LaRouche has been a passionate advocate of a return to Classical republican military doctrine for decades. During his 1980 campaign for the Democratic Party Presidential nomination, he wrote a "Military Policy of the LaRouche Administration," in which he stated: "A LaRouche administration will have two leading points in military policy. First, commitment to the development of advanced-technology weapons able to 'kill' incoming missiles in the stratosphere [later adopted by President Ronald Reagan as the Strategic Defense Initiative—ed.]; second, the establishment of universal military training—not the draft—as the means for providing the United States a pyramid of maximum in-depth war-fighting capabilities."
In both that paper and his recent Tibler interview, LaRouche emphasized the vital role of the Corps of Engineers, which assures the capacity of a nation to marshal its entire productive capacities for national defense in times of crisis. As he wrote in the cited 1980 campaign white paper, "Except for the purely military aspect of the program, universal military training should cost the nation nothing in net. The establishment of the qualifications of a junior engineer in some field of applications as a standard requirement for citizenship means a qualitative upgrading of the nation's labor force.
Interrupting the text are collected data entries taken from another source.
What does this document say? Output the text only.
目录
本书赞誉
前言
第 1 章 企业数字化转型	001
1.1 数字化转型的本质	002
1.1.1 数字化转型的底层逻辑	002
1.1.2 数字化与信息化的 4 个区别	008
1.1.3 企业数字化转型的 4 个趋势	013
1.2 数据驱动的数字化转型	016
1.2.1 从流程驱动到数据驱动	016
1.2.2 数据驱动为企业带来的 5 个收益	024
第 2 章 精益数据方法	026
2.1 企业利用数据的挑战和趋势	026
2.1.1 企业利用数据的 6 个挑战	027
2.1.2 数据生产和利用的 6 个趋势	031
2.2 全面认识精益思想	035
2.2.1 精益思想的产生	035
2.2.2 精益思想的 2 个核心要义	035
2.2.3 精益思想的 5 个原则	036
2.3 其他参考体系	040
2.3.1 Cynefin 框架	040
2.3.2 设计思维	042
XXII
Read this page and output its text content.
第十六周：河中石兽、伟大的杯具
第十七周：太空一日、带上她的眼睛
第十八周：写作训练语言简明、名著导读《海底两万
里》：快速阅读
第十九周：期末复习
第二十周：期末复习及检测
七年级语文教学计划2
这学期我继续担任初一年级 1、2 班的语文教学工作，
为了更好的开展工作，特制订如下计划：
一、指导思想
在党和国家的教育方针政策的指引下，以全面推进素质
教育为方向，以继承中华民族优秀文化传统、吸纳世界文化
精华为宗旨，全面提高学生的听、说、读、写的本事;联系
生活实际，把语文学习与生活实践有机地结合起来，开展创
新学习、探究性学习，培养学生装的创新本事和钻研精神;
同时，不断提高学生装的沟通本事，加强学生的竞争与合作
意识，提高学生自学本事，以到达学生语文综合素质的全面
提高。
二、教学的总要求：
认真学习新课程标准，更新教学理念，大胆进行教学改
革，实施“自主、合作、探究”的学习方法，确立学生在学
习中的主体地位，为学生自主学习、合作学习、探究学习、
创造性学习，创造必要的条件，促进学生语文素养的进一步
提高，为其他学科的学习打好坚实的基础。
Provided these improved talents are employed in high-technology capital-intensive productive occupations, the gains in prodcutivity will be very large relative to the costs of the engineering training."
Compare that LaRouche policy to the outsourcing of jobs—including military logistics—of the Cheney-led Bush Administration, and the underlying issues become painfully clear: Will the United States, under LaRouche leadership, return to its former status as the leading republican political force on Earth, or will the United States, under the present Bush-Cheney dogma, continue to slide into the trap of imperial overreach on the steppes of Baghdad?